Dans la chaleur vibrante de Kisangani, où le fleuve Congo murmure des histoires anciennes, une assemblée s’est réunie ce samedi 21 février, portée par une urgence silencieuse. Le Centre de recherche en langues et cultures étrangères y a tissé un plaidoyer poignant, une supplique pour que résonne à nouveau, au cœur des foyers, la musique oubliée des langues maternelles. Cette démarche, empreinte de solennité, s’inscrivait dans le sillage de la Journée internationale de la langue maternelle, instaurée par l’UNESCO. Mais ici, à Kisangani, la célébration avait le goût d’un combat pour la survie.
L’air de la salle de conférence était chargé d’une gravité particulière, mêlée à la passion des intervenants. Chaque exposé fut une radiographie alarmante de l’état de nos patrimoines linguistiques. Les mots, ces vecteurs millénaires de notre identité culturelle, sont aujourd’hui menacés d’un mutisme définitif, étouffés sous l’hégémonie de langues étrangères. Le français, lingua franca nécessaire, est devenu pour beaucoup le seul horizon langagier, reléguant au rang de souvenirs les idiomes qui ont bercé l’enfance de nos aïeux. Que deviennent alors les contes narrés au crépuscule, les proverbes qui guident la communauté, les chants qui rythment les travaux des champs ?

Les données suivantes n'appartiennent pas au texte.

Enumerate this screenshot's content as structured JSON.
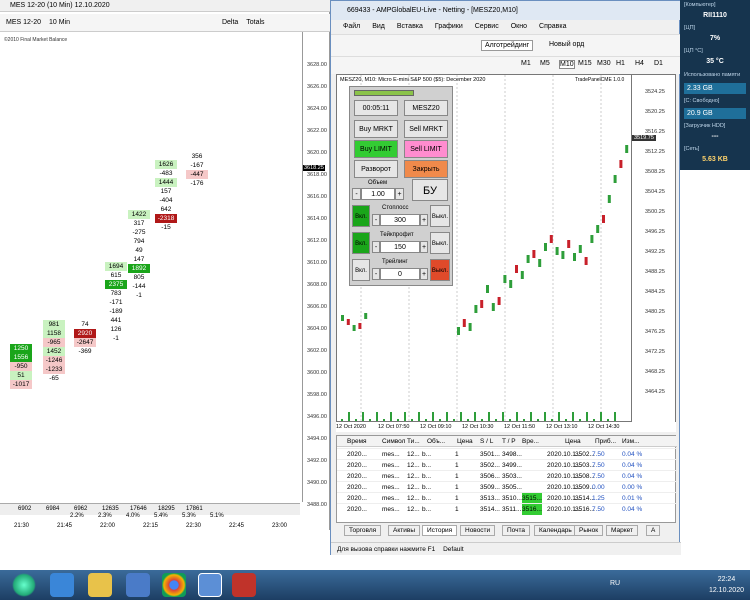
{
  "nt": {
    "title": "MES 12-20 (10 Min) 12.10.2020",
    "toolbar": [
      "MES 12-20",
      "10 Min",
      "Delta",
      "Totals"
    ],
    "copyright": "©2010 Final Market Balance",
    "y_axis": [
      "3628.00",
      "3626.00",
      "3624.00",
      "3622.00",
      "3620.00",
      "3618.00",
      "3616.00",
      "3614.00",
      "3612.00",
      "3610.00",
      "3608.00",
      "3606.00",
      "3604.00",
      "3602.00",
      "3600.00",
      "3598.00",
      "3496.00",
      "3494.00",
      "3492.00",
      "3490.00",
      "3488.00"
    ],
    "price_marker": "3618.25",
    "volumes": [
      "6902",
      "6984",
      "6962",
      "12635",
      "17646",
      "18295",
      "17861"
    ],
    "pcts": [
      "2.2%",
      "2.3%",
      "4.0%",
      "5.4%",
      "5.3%",
      "5.1%"
    ],
    "times": [
      "21:30",
      "21:45",
      "22:00",
      "22:15",
      "22:30",
      "22:45",
      "23:00"
    ],
    "columns": [
      {
        "cells": [
          [
            "1250",
            "gd"
          ],
          [
            "1556",
            "gd"
          ],
          [
            "-950",
            "r"
          ],
          [
            "51",
            "g"
          ],
          [
            "-1017",
            "r"
          ]
        ]
      },
      {
        "cells": [
          [
            "981",
            "g"
          ],
          [
            "1158",
            "g"
          ],
          [
            "-965",
            "r"
          ],
          [
            "1452",
            "g"
          ],
          [
            "-1246",
            "r"
          ],
          [
            "-1233",
            "r"
          ],
          [
            "-65",
            ""
          ]
        ]
      },
      {
        "cells": [
          [
            "74",
            ""
          ],
          [
            "2920",
            "rd"
          ],
          [
            "-2647",
            "r"
          ],
          [
            "-369",
            ""
          ]
        ]
      },
      {
        "cells": [
          [
            "1694",
            "g"
          ],
          [
            "615",
            ""
          ],
          [
            "2375",
            "gd"
          ],
          [
            "783",
            ""
          ],
          [
            "-171",
            ""
          ],
          [
            "-189",
            ""
          ],
          [
            "441",
            ""
          ],
          [
            "126",
            ""
          ],
          [
            "-1",
            ""
          ]
        ]
      },
      {
        "cells": [
          [
            "1422",
            "g"
          ],
          [
            "317",
            ""
          ],
          [
            "-275",
            ""
          ],
          [
            "794",
            ""
          ],
          [
            "49",
            ""
          ],
          [
            "147",
            ""
          ],
          [
            "1892",
            "gd"
          ],
          [
            "805",
            ""
          ],
          [
            "-144",
            ""
          ],
          [
            "-1",
            ""
          ]
        ]
      },
      {
        "cells": [
          [
            "1626",
            "g"
          ],
          [
            "-483",
            ""
          ],
          [
            "1444",
            "g"
          ],
          [
            "157",
            ""
          ],
          [
            "-404",
            ""
          ],
          [
            "642",
            ""
          ],
          [
            "-2318",
            "rd"
          ],
          [
            "-15",
            ""
          ]
        ]
      },
      {
        "cells": [
          [
            "356",
            ""
          ],
          [
            "-167",
            ""
          ],
          [
            "-447",
            "r"
          ],
          [
            "-176",
            ""
          ]
        ]
      }
    ]
  },
  "mt": {
    "title": "669433 - AMPGlobalEU-Live - Netting - [MESZ20,M10]",
    "menu": [
      "Файл",
      "Вид",
      "Вставка",
      "Графики",
      "Сервис",
      "Окно",
      "Справка"
    ],
    "toolbar": {
      "algo": "Алготрейдинг",
      "new_order": "Новый орд"
    },
    "timeframes": [
      "M1",
      "M5",
      "M10",
      "M15",
      "M30",
      "H1",
      "H4",
      "D1"
    ],
    "chart_title": "MESZ20, M10: Micro E-mini S&P 500 ($5): December 2020",
    "chart_badge": "TradePanelCME 1.0.0",
    "y_axis": [
      "3524.25",
      "3520.25",
      "3516.25",
      "3512.25",
      "3508.25",
      "3504.25",
      "3500.25",
      "3496.25",
      "3492.25",
      "3488.25",
      "3484.25",
      "3480.25",
      "3476.25",
      "3472.25",
      "3468.25",
      "3464.25"
    ],
    "price_marker": "3519.75",
    "x_axis": [
      "12 Oct 2020",
      "12 Oct 07:50",
      "12 Oct 09:10",
      "12 Oct 10:30",
      "12 Oct 11:50",
      "12 Oct 13:10",
      "12 Oct 14:30"
    ],
    "panel": {
      "time": "00:05:11",
      "symbol": "MESZ20",
      "buy_mkt": "Buy MRKT",
      "sell_mkt": "Sell MRKT",
      "buy_limit": "Buy LIMIT",
      "sell_limit": "Sell LIMIT",
      "reversal": "Разворот",
      "close": "Закрыть",
      "volume_label": "Объем",
      "volume": "1.00",
      "be": "БУ",
      "on": "Вкл.",
      "off": "Выкл.",
      "sl_label": "Стоплосс",
      "sl": "300",
      "tp_label": "Тейкпрофит",
      "tp": "150",
      "trail_label": "Трейлинг",
      "trail": "0",
      "minus": "-",
      "plus": "+"
    },
    "table_headers": [
      "Время",
      "Символ",
      "Ти...",
      "Объ...",
      "Цена",
      "S / L",
      "T / P",
      "Вре...",
      "Цена",
      "Приб...",
      "Изм..."
    ],
    "rows": [
      [
        "2020...",
        "mes...",
        "12...",
        "b...",
        "1",
        "3501...",
        "3498...",
        "",
        "2020.10.1...",
        "3502...",
        "7.50",
        "0.04 %"
      ],
      [
        "2020...",
        "mes...",
        "12...",
        "b...",
        "1",
        "3502...",
        "3499...",
        "",
        "2020.10.1...",
        "3503...",
        "7.50",
        "0.04 %"
      ],
      [
        "2020...",
        "mes...",
        "12...",
        "b...",
        "1",
        "3506...",
        "3503...",
        "",
        "2020.10.1...",
        "3508...",
        "7.50",
        "0.04 %"
      ],
      [
        "2020...",
        "mes...",
        "12...",
        "b...",
        "1",
        "3509...",
        "3505...",
        "",
        "2020.10.1...",
        "3509...",
        "0.00",
        "0.00 %"
      ],
      [
        "2020...",
        "mes...",
        "12...",
        "b...",
        "1",
        "3513...",
        "3510...",
        "3515...",
        "2020.10.1...",
        "3514...",
        "1.25",
        "0.01 %"
      ],
      [
        "2020...",
        "mes...",
        "12...",
        "b...",
        "1",
        "3514...",
        "3511...",
        "3516...",
        "2020.10.1...",
        "3516...",
        "7.50",
        "0.04 %"
      ]
    ],
    "tabs": [
      "Торговля",
      "Активы",
      "История",
      "Новости",
      "Почта",
      "Календарь",
      "Рынок",
      "Маркет",
      "А"
    ],
    "status": "Для вызова справки нажмите F1",
    "status2": "Default"
  },
  "side": {
    "computer_label": "[Компьютер]",
    "computer": "RII1110",
    "cpu_label": "[ЦП]",
    "cpu": "7%",
    "temp_label": "[ЦП °C]",
    "temp": "35 °C",
    "mem_label": "Использовано памяти",
    "mem": "2.33 GB",
    "free_label": "[C: Свободно]",
    "free": "20.9 GB",
    "hdd_label": "[Загрузчик HDD]",
    "hdd": "---",
    "net_label": "[Сеть]",
    "net": "5.63 KB"
  },
  "taskbar": {
    "lang": "RU",
    "time": "22:24",
    "date": "12.10.2020"
  }
}
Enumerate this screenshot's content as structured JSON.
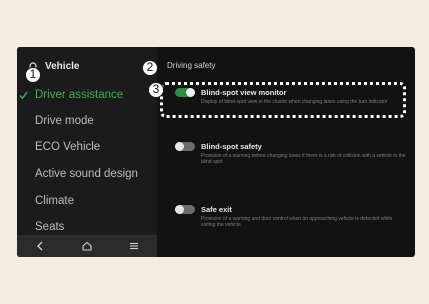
{
  "sidebar": {
    "header": "Vehicle",
    "items": [
      {
        "label": "Driver assistance"
      },
      {
        "label": "Drive mode"
      },
      {
        "label": "ECO Vehicle"
      },
      {
        "label": "Active sound design"
      },
      {
        "label": "Climate"
      },
      {
        "label": "Seats"
      }
    ],
    "bottom_icons": [
      "back-icon",
      "home-icon",
      "menu-icon"
    ]
  },
  "main": {
    "section_title": "Driving safety",
    "settings": [
      {
        "label": "Blind-spot view monitor",
        "enabled": true,
        "description": "Display of blind-spot view in the cluster when changing lanes using the turn indicator"
      },
      {
        "label": "Blind-spot safety",
        "enabled": false,
        "description": "Provision of a warning before changing lanes if there is a risk of collision with a vehicle in the blind spot"
      },
      {
        "label": "Safe exit",
        "enabled": false,
        "description": "Provision of a warning and door control when an approaching vehicle is detected while exiting the vehicle"
      }
    ]
  },
  "callouts": [
    "1",
    "2",
    "3"
  ],
  "colors": {
    "accent": "#37b24d",
    "toggle_on": "#2e8b45",
    "background": "#121212"
  }
}
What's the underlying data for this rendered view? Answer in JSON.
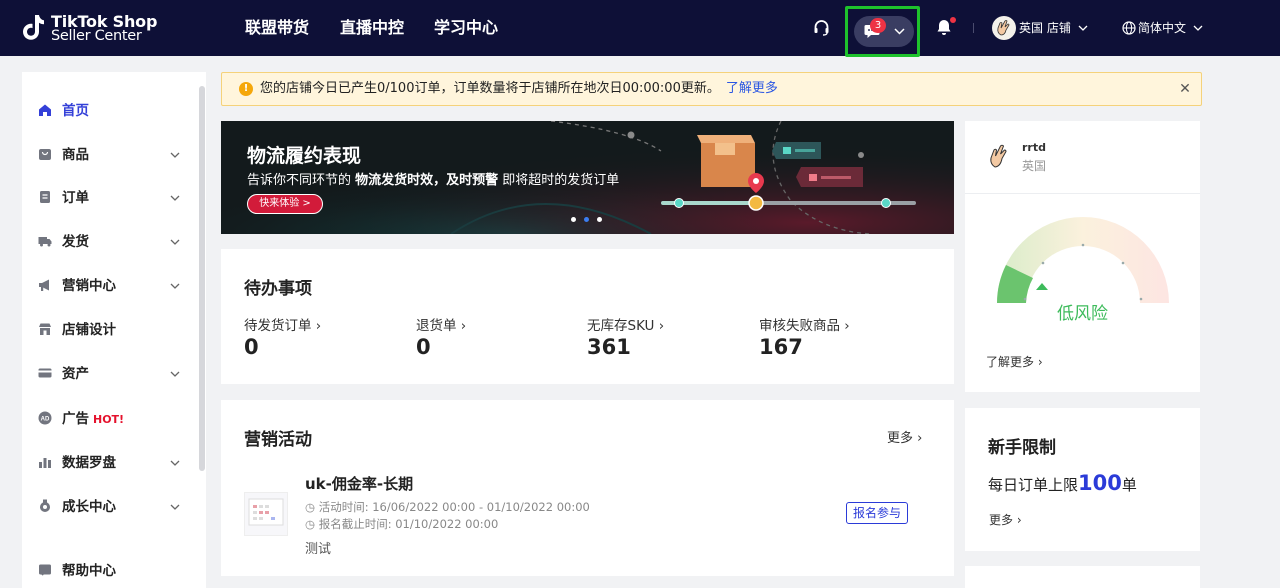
{
  "header": {
    "logo_line1": "TikTok Shop",
    "logo_line2": "Seller Center",
    "nav": [
      "联盟带货",
      "直播中控",
      "学习中心"
    ],
    "chat_badge": "3",
    "shop_label": "英国 店铺",
    "lang_label": "简体中文"
  },
  "sidebar": {
    "items": [
      {
        "label": "首页",
        "icon": "home-icon"
      },
      {
        "label": "商品",
        "icon": "product-icon"
      },
      {
        "label": "订单",
        "icon": "order-icon"
      },
      {
        "label": "发货",
        "icon": "truck-icon"
      },
      {
        "label": "营销中心",
        "icon": "megaphone-icon"
      },
      {
        "label": "店铺设计",
        "icon": "store-icon"
      },
      {
        "label": "资产",
        "icon": "card-icon"
      },
      {
        "label": "广告",
        "icon": "ad-icon",
        "badge": "HOT!"
      },
      {
        "label": "数据罗盘",
        "icon": "chart-icon"
      },
      {
        "label": "成长中心",
        "icon": "medal-icon"
      },
      {
        "label": "帮助中心",
        "icon": "help-icon"
      }
    ]
  },
  "notice": {
    "text": "您的店铺今日已产生0/100订单，订单数量将于店铺所在地次日00:00:00更新。",
    "link": "了解更多"
  },
  "banner": {
    "title": "物流履约表现",
    "sub_prefix": "告诉你不同环节的 ",
    "sub_bold": "物流发货时效，及时预警",
    "sub_suffix": " 即将超时的发货订单",
    "button": "快来体验 >"
  },
  "todo": {
    "title": "待办事项",
    "stats": [
      {
        "label": "待发货订单",
        "value": "0"
      },
      {
        "label": "退货单",
        "value": "0"
      },
      {
        "label": "无库存SKU",
        "value": "361"
      },
      {
        "label": "审核失败商品",
        "value": "167"
      }
    ]
  },
  "marketing": {
    "title": "营销活动",
    "more": "更多",
    "activity": {
      "title": "uk-佣金率-长期",
      "time": "活动时间: 16/06/2022 00:00 - 01/10/2022 00:00",
      "deadline": "报名截止时间: 01/10/2022 00:00",
      "desc": "测试",
      "join": "报名参与"
    }
  },
  "shop_card": {
    "name": "rrtd",
    "region": "英国",
    "risk_label": "低风险",
    "learn_more": "了解更多"
  },
  "newbie": {
    "title": "新手限制",
    "limit_prefix": "每日订单上限",
    "limit_value": "100",
    "limit_suffix": "单",
    "more": "更多"
  },
  "colors": {
    "topbar": "#0e1037",
    "accent": "#2b3bd8",
    "highlight": "#1ec22c",
    "risk": "#3dbb5b",
    "hot": "#e5122d"
  }
}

Les conférenciers, avec une clarté implacable, ont démontré les risques d’extinction qui planent comme une ombre sur la riche mosaïque des langues congolaises. Le constat est sans appel : si la famille, ce premier sanctuaire d’apprentissage et de transmission, abdique son rôle de gardienne, c’est une part essentielle de notre âme collective qui s’évapore. Cette perte ne se mesure pas seulement en mots disparus, mais en savoirs ancestraux réduits au silence, en une cosmogonie entière qui perd ses codes. La préservation culturelle passe, inéluctablement, par la sauvegarde de ces voix premières.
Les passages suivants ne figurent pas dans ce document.